The next day I awoke to an incredible sandstorm. The wind was so strong that at times I couldn´t see more than a few feet in front of me on the street, and the power went out in the entire village. I wandered off the dusty streets and into the home of a local artisan named Gonzalo Rafael Alvarez, who specializes in carving wood slabs into stamps and then making prints with them. He lives in his house with his daughter and partner, surrounded by his artwork and his broad collection of books. We had a fascinating conversation in which he pulled down a number of the books from their shelves to illustrate different points--everything from the iconography of traditional Argentinian graphic art to the art collection of the
Museo del Prado in Spain. Perhaps the wind howling outside contributed heavily to the otherworldy atmosphere, but it was one of those pivotal conversations in life that has the power to forever alter one´s perception--in this case, my perception of art itself. Not only did I end up buying several prints, but I also purchased several of the original stamps he had carved. It would not surprise me to see his work in a museum someday and, aside from my ATM card, these carvings are now my most closely guarded possessions.

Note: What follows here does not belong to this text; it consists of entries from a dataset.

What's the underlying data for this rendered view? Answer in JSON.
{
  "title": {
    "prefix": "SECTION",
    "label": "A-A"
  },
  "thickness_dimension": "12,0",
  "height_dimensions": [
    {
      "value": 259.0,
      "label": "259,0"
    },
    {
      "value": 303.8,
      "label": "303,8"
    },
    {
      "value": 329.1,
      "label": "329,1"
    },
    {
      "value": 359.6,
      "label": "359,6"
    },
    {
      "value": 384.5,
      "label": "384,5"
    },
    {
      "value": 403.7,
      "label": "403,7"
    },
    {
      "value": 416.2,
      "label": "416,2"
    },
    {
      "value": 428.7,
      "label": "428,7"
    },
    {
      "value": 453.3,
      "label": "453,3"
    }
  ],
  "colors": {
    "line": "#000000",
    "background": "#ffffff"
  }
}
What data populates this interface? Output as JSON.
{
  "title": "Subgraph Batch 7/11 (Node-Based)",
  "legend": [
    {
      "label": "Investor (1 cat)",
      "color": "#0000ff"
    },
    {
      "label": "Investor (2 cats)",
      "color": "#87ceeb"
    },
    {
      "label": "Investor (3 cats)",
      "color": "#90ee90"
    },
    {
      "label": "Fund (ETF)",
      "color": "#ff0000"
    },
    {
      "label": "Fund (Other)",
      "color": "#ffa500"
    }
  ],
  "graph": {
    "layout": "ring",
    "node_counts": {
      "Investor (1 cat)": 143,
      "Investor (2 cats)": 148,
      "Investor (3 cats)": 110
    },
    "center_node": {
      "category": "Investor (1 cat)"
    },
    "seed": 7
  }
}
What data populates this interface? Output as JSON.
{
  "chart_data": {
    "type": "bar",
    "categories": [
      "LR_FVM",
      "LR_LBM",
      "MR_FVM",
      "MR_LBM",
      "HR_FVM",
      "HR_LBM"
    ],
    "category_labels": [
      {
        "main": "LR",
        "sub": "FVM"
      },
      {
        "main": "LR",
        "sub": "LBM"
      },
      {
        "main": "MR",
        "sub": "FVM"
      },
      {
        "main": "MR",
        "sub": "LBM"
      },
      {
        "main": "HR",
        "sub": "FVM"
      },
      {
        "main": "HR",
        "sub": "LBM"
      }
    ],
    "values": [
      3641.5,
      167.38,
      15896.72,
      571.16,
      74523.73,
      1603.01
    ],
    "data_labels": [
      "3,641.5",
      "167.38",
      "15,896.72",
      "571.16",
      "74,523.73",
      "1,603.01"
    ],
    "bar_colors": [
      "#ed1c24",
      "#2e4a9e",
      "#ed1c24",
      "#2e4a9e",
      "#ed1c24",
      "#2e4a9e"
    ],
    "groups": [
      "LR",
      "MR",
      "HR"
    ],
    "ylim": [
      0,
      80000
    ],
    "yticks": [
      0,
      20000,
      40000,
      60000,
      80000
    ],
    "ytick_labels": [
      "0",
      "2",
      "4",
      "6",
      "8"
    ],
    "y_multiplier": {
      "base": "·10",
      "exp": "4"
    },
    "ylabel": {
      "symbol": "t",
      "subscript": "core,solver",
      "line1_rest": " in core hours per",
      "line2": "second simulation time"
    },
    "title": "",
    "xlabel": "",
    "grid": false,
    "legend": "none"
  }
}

Around sunset the heaviest of the winds had abated, and Matias and I got a bottle of Argentine red wine and climbed up to a vista point at the edge of town to watch the sunset and see what the night sky would be like with no lights coming from the village. There is only one other time in my life that I have seen a sky more bliss-inducing than the one over Purmamarca last night, and that was when I stayed in a mud hut on the cliffs over the Indian Ocean in South Africa. There is something about the sky above the Southern Hemisphere that is absolutely magical to me. I think that maybe because I only recognize two of the constellations (as opposed to the Northern Hemisphere, where most of them are at least familiar), my brain is blown wide open by the sheer immensity of it all. After lying on our backs staring upwards for a good long time, we walked down to enjoy a delicious dinner in the plaza.

Despite its many charms, one thing that Purmamarca lacks is an outdoor patio where you can enjoy a coffee or a glass of wine al fresco. Another thing it lacks is an ice cream store. And there´s not one bookstore in town, either. If I ever have to flee the States, I am heading straight to Purmamarca to open a sidewalk cafe that makes its own ice cream and sells books.